Да он был почти святой!..
– Всякий, поднимавший против меня оружие для разрушения моих намерений, как только умолял меня о помощи, был принимаем мною благосклонно. Я возвышал его в чинах и зачеркивал его вину пером забвения; и если его сердце было еще озлоблено, то мое обращение с ним было таково, что я успевал наконец изгладить самый след его неудовольствия.
Воистину святой! Это подтвердили бы пленники его «индюшачьей фермы» под Самаркандом, султаны и шахи, которых вырезали при первом удобном случае, чтобы избавиться от лишних хлопот.
– Седьмое. Я оказывал почтение потомкам пророка, ученым, богословам, философам и историкам. Я уважал их и почитал. Храбрые люди были моими друзьями, потому что Всевышний любит храбрых. Я сходился с учеными и снискивал расположение тех, у которых была благородная душа.
Защищавший свою родину благородный и храбрый Шах Мансур, чью отрезанную голову бросил к ногам Тимура его внук, вряд ли бы с этим согласился, как и другие убитые защитники своих земель, коим не было числа.
– Я прибегал к ним, и их благословение доставляло мне победу. Я покровительствовал дервишам и факирам. Я тщательно избегал причинять им малейшую печаль и ни в чем им не отказывал. Те, которые дурно отзывались о других, были удаляемы от моего двора.

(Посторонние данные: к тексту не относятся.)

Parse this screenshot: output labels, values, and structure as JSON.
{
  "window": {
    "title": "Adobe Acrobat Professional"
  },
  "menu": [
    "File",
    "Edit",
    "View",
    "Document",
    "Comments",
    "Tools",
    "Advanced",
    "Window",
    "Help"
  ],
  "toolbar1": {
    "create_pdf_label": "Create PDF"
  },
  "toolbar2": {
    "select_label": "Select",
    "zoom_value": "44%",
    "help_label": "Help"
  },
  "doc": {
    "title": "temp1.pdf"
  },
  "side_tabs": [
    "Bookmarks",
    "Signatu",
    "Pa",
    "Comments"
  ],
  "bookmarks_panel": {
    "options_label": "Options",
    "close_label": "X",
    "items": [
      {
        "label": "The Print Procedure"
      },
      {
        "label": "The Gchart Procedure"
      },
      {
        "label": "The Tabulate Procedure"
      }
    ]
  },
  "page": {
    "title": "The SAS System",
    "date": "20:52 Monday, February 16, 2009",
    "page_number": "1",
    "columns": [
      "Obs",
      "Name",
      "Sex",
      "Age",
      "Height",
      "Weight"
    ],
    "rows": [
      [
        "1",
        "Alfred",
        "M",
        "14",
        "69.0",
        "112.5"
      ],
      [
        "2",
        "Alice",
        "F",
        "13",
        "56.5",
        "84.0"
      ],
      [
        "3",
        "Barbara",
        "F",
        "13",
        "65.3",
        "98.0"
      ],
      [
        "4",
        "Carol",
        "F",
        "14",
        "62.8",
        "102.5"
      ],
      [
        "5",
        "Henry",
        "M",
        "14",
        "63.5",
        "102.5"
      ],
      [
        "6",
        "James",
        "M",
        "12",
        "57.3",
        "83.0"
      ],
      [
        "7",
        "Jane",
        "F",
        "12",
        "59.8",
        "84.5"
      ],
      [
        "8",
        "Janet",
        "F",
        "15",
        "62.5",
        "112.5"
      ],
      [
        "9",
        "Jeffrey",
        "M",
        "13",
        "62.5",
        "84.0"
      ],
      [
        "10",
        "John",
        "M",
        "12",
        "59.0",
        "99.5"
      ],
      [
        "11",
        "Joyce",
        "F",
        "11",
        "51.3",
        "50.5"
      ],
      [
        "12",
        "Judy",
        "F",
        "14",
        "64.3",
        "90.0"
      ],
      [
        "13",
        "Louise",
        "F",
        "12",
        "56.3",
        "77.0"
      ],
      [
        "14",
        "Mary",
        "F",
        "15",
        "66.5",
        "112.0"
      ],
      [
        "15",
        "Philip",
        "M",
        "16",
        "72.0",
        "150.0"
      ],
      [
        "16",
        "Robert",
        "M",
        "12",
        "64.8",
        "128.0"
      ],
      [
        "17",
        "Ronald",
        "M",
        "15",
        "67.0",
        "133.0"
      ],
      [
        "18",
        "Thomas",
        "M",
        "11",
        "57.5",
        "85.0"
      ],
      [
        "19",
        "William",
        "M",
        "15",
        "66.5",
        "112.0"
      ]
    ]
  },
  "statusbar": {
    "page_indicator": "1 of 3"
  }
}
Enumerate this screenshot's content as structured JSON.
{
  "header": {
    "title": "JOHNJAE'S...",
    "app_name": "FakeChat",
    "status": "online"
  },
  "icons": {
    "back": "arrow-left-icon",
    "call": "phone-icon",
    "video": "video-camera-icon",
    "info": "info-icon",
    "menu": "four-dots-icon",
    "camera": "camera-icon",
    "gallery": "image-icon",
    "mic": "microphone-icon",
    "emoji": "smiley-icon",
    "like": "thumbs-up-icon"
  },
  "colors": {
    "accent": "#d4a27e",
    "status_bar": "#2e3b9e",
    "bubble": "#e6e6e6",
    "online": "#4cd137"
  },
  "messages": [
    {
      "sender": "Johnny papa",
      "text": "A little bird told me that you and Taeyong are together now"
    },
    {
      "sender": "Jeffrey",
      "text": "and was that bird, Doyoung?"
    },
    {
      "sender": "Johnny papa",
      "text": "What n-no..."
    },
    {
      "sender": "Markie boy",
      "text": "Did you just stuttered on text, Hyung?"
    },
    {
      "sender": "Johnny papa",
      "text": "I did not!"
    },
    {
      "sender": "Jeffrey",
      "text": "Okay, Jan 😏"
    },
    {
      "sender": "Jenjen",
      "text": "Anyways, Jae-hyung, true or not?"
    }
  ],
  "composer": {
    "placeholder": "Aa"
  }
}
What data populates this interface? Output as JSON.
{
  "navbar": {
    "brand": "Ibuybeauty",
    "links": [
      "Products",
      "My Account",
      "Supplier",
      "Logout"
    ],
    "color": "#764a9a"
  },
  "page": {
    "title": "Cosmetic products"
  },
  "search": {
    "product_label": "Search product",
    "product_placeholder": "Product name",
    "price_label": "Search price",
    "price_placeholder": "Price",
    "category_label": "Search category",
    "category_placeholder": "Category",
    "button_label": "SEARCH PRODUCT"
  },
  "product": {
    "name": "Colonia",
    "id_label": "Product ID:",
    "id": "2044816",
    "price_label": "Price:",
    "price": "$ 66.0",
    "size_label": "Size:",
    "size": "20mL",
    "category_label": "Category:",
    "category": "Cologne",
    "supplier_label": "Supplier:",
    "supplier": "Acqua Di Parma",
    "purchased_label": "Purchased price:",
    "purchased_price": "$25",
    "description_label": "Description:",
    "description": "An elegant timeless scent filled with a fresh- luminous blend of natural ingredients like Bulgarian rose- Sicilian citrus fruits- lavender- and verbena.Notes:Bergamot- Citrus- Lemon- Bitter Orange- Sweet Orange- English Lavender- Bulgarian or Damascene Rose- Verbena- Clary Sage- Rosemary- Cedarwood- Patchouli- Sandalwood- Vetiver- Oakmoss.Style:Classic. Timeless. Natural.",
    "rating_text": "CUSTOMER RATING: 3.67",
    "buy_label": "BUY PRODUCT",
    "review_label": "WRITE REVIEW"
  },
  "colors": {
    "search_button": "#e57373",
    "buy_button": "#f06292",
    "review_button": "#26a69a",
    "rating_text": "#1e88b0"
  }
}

Их толкам не придавалось значения, и я никогда не слушал их клеветы.
Да, блаженные нравились Сахибкирану, как нравятся блаженные почти всем диктаторам. От них не исходит угрозы. Быть милостивым с блаженным – легче легкого!
– Восьмое. Я был настойчив в моих предприятиях. Раз предпринятый проект, каков бы он ни был, овладевал всем моим вниманием, и я не оставлял его, пока не имел успеха. Поступки мои не противоречили моим словам, и я не поступал сурово.
Увы, кривым было зеркало, в которое смотрелся Тимур!
– Я никому не досаждал из опасения, чтобы Всемогущий не поступил со мною сурово и не подавил меня тяжестью собственных моих деяний. Я воздерживался от лихоимства и притеснений.
Как это верно, но это касалось только жителей Мавераннахра, остальным такого счастья не досталось!
– Вы успеваете? – спросил он у писцов.
– Да! – в один голос ответили те.
Тут попробуй не успей!
– Хорошо, – кивнул Тимур. – Девятое. Я знал состояние народа. Я посадил в каждой стране моего царства человека испытанной честности, чтобы он извещал меня о поступках и поведении народа и солдат и чтобы он давал мне знать о всех непредвиденных событиях, которые могли интересовать меня. Когда я открывал малейшую ложь в его донесениях, то строго его наказывал. Как только я узнавал о каком-нибудь случае притеснения или жестокости правителя, солдат или народа, то я давал виновным чувствовать всю строгость правосудия.
Именно против людей «испытанной честности», алчных наместников Тимура, и вспыхивали восстания, которые потом приходилось вновь и вновь заливать кровью.